Another interesting consequence to consider would be the effect that legalization of prostitution in the U.S. would have on the international sex trafficking industry, since is one of the primary recipients of sex trafficking victims. It is difficult to make predictions about what might occur, mostly because no other country as large and as deeply ingrained in the human trafficking route has legalized prostitution; however, it is possible to make several speculations. One possible outcome is that nothing would happen; traffickers could continue business as usual, counting on their victims to be poor, uninformed, and vulnerable. Another possibility would be that the sudden legalization of prostitution and criminalization of purchasing sex acts would make it so unprofitable to traffickers that they would slowly stop trafficking humans, or would shift their operations to drug or weapons trafficking.
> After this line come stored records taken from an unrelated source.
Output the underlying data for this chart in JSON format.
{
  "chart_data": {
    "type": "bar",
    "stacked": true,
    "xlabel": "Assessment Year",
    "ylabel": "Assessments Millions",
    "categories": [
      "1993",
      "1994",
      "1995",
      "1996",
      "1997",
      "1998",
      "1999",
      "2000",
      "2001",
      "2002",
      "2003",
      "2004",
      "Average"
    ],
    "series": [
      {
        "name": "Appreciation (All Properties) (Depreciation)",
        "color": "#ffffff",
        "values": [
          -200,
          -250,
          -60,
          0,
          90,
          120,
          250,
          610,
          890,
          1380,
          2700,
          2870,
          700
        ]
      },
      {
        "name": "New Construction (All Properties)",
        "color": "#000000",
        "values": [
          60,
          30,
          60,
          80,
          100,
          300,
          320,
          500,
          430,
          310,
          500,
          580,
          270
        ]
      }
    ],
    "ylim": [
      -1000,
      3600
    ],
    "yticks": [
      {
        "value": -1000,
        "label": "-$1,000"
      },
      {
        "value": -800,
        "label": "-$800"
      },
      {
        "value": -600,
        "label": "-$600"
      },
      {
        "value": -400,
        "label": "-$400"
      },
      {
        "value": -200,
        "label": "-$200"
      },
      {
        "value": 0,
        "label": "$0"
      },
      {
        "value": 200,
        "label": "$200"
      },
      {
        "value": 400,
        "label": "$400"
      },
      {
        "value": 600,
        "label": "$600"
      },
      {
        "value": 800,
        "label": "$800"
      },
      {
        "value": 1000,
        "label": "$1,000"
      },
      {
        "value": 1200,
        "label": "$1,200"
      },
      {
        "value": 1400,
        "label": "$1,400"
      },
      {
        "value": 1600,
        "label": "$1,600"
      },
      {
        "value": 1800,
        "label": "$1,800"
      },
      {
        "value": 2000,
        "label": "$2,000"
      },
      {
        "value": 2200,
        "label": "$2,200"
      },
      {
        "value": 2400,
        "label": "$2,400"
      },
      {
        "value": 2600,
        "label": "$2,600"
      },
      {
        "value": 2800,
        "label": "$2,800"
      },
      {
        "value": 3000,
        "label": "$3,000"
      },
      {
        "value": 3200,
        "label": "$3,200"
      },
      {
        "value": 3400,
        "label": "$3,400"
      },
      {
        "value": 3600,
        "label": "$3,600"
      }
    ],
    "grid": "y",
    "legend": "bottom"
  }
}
There is also a third possibility—the possibility that with the legalization of prostitution, the U.S. would see an influx of prostitutes. Unlike the current situation, which sees the influx of women and children who do not seek to become prostitutes but are forced to due to coercion from their traffickers, in this third scenario prostitutes would come of their own volition seeking a better life. Many prostitutes in foreign nations act illegally and under the constant threat of violence; they might see the legalization of prostitution in the U.S. as a chance to continue practicing, but with legal protections and more societal acceptance. Whichever scenario comes to pass, the U.S. government should have plans to confront the backlash.